La célèbre affaire Dasken

Par Le 13/02/2015

Dans Histoire locale

          En 1970, les entreprises Dasken veulent construire, dans l'ancienne ville de Hull, six immeubles en hauteur, quatre de dix étages et deux de seize étages, sur un terrain de la rue Saint-François dont le zonage ne serait pas apparu clair. Le maire Marcel D'Amour fait alors appel au conseiller juridique de la Ville, Me Roy Fournier (il est aussi député-ministre libéral), pour obtenir une opinion que le premier magistrat de la Ville ne trouve pas suffisamment explicite. Le Conseil municipal demande alors un deuxième avis juridique à son conseiller qui répond que la Ville peut accorder un permis de construction sur le terrain en question. C'est ainsi que débute la célèbre « affaire Dasken » qui éclaboussera la gent politicienne hulloise.

            L'Association des propriétaires des Jardins Taché, dirigée par l'avocate Renée Joyal et représentée par de brillants avocats dont Ronald Bélec, est contre ce projet qu'elle contestera, avec succès, jusqu'en Cour suprême.
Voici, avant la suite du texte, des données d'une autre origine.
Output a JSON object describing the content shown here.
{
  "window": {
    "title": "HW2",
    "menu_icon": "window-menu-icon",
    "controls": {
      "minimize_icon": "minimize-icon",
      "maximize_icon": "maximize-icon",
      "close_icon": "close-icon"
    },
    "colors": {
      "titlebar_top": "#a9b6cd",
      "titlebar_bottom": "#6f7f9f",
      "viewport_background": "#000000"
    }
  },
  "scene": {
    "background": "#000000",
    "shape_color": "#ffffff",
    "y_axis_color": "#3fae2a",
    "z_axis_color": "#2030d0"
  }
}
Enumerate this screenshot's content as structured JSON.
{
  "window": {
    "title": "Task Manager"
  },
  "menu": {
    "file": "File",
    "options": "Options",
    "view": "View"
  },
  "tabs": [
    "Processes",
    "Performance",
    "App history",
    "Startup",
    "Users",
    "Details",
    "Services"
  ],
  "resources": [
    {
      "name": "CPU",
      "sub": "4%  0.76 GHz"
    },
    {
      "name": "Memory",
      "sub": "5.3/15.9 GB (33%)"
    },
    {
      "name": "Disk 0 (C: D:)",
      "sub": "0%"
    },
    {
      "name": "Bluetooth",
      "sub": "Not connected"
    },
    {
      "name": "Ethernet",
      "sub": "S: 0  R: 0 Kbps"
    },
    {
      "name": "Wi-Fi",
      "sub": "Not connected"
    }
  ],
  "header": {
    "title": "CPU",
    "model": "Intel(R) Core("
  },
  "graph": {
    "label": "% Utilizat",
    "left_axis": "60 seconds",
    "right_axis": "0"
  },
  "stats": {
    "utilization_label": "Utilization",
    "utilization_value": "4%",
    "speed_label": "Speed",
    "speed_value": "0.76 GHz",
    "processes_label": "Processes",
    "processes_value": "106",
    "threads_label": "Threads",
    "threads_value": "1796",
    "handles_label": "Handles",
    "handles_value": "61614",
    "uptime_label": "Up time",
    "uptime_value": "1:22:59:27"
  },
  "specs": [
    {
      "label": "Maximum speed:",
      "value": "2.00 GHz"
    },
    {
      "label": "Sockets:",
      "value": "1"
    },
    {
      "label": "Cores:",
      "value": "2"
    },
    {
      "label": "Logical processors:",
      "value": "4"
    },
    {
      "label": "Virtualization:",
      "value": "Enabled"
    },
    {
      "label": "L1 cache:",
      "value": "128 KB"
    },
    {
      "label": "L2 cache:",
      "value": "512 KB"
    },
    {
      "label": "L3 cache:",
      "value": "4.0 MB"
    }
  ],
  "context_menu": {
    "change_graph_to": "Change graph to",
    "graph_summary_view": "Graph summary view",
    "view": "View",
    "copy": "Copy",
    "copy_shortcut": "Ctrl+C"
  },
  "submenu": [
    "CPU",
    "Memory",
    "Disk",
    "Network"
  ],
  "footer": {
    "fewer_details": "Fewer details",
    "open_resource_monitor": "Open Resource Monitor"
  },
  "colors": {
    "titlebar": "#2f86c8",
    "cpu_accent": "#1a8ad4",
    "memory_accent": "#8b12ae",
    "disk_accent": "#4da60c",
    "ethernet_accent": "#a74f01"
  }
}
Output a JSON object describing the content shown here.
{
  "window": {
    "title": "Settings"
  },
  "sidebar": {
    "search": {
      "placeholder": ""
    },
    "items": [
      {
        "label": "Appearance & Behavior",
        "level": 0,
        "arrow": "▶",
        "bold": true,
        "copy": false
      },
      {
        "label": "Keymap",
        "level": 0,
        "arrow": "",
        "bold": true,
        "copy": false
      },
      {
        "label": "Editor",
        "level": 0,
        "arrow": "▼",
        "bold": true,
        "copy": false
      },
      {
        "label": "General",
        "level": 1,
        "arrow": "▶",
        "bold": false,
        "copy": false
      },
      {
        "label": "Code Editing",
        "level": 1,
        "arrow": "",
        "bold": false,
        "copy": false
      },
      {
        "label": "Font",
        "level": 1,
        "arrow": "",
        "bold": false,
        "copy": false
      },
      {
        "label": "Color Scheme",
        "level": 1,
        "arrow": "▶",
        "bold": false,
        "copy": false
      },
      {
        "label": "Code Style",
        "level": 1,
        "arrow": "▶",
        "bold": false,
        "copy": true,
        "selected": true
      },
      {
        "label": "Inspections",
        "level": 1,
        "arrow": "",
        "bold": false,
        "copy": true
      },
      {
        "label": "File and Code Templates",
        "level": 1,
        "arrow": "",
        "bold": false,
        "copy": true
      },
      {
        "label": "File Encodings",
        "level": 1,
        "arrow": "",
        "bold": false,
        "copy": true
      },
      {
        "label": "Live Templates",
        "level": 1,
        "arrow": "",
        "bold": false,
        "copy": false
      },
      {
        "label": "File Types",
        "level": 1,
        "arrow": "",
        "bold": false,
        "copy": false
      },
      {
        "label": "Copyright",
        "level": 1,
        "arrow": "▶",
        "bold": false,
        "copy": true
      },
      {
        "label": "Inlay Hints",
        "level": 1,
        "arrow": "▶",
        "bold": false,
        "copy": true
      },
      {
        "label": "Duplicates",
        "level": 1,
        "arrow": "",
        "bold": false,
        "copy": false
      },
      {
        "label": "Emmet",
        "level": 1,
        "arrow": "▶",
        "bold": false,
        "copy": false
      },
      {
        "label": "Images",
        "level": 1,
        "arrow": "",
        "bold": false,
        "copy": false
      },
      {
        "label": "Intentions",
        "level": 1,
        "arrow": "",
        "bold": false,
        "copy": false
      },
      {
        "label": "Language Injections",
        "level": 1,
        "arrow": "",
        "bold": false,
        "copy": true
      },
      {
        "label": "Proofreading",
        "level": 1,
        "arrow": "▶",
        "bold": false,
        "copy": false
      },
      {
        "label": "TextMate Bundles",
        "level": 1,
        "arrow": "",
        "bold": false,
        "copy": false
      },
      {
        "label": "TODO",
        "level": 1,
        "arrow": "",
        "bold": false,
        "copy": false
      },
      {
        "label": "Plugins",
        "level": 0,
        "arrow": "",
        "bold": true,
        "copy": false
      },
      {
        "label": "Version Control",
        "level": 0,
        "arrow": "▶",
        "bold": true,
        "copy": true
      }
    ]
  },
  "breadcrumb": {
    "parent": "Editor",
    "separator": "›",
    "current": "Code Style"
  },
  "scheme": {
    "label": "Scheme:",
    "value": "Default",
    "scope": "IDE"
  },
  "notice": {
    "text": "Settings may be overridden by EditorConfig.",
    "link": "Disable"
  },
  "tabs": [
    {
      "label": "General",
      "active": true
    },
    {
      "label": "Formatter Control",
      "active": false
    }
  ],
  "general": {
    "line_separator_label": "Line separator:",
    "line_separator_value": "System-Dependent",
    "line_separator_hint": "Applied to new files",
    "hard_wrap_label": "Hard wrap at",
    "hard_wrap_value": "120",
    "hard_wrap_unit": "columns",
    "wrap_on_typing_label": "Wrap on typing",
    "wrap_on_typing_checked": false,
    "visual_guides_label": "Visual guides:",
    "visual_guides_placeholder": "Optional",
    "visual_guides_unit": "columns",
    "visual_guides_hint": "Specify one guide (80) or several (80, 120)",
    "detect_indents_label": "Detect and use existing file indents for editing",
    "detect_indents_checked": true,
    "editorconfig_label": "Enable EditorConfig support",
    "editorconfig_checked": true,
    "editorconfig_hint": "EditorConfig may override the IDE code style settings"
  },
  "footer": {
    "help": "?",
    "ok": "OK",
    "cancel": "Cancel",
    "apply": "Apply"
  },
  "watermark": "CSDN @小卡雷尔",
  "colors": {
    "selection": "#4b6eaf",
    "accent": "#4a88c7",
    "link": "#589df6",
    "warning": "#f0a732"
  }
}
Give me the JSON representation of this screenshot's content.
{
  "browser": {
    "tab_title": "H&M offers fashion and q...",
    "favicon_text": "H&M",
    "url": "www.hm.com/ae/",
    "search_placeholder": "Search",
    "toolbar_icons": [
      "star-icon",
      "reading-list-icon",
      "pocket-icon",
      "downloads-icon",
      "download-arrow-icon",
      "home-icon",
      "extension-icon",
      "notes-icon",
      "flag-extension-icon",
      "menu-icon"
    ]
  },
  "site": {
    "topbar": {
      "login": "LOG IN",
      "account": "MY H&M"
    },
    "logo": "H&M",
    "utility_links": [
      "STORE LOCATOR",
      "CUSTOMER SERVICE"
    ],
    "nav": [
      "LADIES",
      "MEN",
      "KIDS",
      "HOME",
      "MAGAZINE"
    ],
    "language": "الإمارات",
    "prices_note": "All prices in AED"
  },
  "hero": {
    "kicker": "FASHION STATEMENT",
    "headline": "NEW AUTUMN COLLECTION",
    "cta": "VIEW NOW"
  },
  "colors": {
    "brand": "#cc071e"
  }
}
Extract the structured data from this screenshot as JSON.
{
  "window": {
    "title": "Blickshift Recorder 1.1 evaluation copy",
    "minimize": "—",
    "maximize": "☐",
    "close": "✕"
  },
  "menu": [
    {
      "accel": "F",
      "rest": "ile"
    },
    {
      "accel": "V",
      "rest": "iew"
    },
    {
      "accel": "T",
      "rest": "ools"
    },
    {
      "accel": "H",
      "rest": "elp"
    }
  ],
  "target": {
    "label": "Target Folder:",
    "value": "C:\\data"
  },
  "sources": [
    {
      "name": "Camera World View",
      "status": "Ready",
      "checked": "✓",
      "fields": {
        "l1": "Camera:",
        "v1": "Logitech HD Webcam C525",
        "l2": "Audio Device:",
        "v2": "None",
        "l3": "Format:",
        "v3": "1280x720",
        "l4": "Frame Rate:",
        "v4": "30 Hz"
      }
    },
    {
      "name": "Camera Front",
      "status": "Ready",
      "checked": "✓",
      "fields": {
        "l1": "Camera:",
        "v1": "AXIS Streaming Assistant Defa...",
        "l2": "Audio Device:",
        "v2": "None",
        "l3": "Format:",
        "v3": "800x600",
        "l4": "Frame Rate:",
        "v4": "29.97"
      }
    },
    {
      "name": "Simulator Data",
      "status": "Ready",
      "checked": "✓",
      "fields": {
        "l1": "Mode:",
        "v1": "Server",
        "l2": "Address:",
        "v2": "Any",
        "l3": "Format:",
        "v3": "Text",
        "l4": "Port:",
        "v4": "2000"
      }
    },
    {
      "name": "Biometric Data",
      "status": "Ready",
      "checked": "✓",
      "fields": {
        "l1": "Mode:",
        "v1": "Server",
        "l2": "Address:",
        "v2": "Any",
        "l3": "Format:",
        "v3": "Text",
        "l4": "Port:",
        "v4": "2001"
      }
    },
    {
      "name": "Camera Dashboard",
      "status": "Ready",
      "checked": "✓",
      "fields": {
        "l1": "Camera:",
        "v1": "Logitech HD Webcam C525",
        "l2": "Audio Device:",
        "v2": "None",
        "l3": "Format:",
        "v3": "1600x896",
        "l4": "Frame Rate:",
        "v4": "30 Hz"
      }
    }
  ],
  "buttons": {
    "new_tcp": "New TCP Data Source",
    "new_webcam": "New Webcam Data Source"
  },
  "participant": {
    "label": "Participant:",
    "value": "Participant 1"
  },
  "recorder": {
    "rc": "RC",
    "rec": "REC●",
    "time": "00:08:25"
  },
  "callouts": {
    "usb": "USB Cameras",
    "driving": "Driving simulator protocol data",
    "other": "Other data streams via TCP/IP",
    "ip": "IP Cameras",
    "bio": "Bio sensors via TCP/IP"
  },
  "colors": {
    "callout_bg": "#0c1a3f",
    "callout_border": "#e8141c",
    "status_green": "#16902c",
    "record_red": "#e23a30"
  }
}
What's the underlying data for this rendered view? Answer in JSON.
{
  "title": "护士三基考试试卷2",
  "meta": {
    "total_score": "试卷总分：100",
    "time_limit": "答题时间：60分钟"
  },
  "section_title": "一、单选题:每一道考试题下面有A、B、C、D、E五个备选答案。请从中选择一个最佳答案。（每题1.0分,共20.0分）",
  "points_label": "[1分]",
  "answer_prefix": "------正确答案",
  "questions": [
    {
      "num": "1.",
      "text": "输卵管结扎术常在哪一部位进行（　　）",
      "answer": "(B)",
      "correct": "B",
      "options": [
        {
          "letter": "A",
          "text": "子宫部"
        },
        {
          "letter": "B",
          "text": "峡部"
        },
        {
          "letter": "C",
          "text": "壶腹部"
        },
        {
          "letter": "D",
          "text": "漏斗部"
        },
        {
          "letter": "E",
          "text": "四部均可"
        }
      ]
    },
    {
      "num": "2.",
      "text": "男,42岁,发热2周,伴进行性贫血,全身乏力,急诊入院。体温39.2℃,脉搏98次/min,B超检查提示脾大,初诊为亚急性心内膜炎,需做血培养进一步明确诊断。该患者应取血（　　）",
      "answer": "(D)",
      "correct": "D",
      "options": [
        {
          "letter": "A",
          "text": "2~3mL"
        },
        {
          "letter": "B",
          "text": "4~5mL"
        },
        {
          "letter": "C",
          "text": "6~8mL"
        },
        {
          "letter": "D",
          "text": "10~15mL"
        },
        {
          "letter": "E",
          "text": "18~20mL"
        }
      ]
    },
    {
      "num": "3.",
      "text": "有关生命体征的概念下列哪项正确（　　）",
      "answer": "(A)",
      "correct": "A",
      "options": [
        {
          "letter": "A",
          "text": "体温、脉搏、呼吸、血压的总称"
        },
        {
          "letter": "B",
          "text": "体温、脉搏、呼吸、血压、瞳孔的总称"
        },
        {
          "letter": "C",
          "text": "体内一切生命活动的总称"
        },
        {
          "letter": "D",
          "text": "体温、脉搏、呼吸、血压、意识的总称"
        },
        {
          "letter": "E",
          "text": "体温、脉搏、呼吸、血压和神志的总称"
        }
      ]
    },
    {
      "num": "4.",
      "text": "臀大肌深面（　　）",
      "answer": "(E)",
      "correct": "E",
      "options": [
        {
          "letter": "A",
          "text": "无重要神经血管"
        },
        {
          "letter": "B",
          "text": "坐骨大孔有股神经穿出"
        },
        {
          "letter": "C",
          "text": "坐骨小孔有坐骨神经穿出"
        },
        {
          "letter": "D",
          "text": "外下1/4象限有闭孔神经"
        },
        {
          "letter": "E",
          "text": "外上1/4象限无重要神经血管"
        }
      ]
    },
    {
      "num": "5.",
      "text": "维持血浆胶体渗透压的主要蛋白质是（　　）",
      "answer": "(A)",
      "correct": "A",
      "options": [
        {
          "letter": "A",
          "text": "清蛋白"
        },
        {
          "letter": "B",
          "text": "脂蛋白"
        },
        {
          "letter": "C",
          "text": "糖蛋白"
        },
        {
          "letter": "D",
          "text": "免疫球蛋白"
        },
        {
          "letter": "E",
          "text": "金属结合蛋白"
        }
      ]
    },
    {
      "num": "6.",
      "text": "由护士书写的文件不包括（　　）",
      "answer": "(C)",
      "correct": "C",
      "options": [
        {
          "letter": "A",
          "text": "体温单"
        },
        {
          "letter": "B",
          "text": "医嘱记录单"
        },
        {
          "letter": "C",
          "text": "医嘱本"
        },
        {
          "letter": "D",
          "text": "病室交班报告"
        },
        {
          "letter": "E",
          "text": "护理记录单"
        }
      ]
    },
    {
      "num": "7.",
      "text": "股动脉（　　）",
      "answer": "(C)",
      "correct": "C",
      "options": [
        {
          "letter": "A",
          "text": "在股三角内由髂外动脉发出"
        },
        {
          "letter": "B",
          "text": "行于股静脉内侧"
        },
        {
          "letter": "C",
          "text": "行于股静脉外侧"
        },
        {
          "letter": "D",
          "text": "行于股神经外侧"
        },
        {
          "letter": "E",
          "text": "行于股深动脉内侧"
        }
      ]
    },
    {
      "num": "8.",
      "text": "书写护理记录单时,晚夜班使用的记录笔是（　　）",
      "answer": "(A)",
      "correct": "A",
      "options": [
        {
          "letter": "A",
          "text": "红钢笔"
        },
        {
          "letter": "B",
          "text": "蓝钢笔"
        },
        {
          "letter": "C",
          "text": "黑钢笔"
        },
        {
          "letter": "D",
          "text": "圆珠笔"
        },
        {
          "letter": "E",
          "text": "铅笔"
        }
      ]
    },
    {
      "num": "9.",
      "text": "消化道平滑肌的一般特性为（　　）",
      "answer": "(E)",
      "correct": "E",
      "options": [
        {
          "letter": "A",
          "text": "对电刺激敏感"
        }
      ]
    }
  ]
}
Mais comme la Ville a accordé un permis de construction en toute bonne foi, le maire estime qu'il ne doit pas laisser tomber le promoteur qui a déjà investi deux millions de dollars et refuse d'accorder un permis de démolition de l'immeuble inachevé tel que l'ordonne la Cour suprême le 20 décembre 1971. Le député fédéral de Matane, Pierre de Bané, exige la démission des autorités municipales et principalement celle du maire D'Amour.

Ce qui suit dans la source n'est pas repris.